Myocardial infarction (MI) is myocardial cell death due to severe and prolonged ischemia
produced from atherosclerosis-related coronary artery disease. MI triggers a cascade of events
and reparative phases end with myocardial cell necrosis. MicroRNA (miR) is non-coding single

stranded RNA that regulates protein expression. miR-103 is used to regulate expression of Fas-
associated death domain (FADD) which decreases necroptosis of ischemic myocardium. The

study aims to investigate the modulatory effect of regulating mRNAs translation processes of
myocardial infarction induced with Isoprenaline HCL 100 mg/kg (ISO) by injecting miR-103
inhibitor. Eighteen mice (15-25 gm) were allocated into three groups; Group A (control)
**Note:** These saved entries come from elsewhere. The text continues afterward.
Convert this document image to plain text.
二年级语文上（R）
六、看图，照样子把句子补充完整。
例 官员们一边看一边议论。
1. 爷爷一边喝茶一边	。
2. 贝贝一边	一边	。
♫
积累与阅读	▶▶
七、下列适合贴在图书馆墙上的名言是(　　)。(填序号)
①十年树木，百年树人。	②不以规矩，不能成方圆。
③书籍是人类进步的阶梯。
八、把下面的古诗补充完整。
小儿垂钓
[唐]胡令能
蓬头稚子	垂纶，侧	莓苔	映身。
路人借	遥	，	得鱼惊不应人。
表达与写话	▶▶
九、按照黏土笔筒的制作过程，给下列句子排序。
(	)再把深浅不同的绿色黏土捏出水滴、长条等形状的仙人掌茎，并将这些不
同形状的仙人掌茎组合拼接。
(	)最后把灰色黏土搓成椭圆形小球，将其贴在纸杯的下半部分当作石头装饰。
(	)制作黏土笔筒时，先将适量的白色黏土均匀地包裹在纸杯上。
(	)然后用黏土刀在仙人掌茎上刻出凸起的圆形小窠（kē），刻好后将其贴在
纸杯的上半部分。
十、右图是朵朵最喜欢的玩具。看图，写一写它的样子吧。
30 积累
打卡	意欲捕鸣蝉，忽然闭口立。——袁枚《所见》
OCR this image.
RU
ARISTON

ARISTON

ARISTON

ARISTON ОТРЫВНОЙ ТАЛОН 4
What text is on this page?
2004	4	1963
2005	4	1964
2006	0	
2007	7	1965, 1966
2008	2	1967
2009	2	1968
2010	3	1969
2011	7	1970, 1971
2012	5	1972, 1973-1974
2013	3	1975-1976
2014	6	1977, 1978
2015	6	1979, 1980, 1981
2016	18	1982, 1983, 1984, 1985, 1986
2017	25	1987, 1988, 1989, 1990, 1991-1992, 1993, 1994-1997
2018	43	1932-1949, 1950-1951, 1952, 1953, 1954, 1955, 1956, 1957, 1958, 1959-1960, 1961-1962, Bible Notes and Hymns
received normal saline, Group B received ISO and Group C received ISO and miR-103
inhibitor. Mice were scarified by cervical dislocation under urethane anesthesia. Blood and
hearts samples were collected for biochemical analysis of miR103, FADD, RIPK, IL-6 and
Troponin-I. In addition, hearts were used for histopathological examination. Results showed
that administration of miR-103 antagomir leads to increase in FADD protein levels in group C
compared to group B. While miR-103, RIPK, and IL-6 showed high levels of expression in
group B that is attenuated in group C. cardiac troponin-I also supported the previous results.
Histopathological test showed normal histological structure in groups A and C while focal
degeneration in myocardium in B. Accordingly, these results indicate a promising suppression
of MI manifestations upon inhibition of miR-103.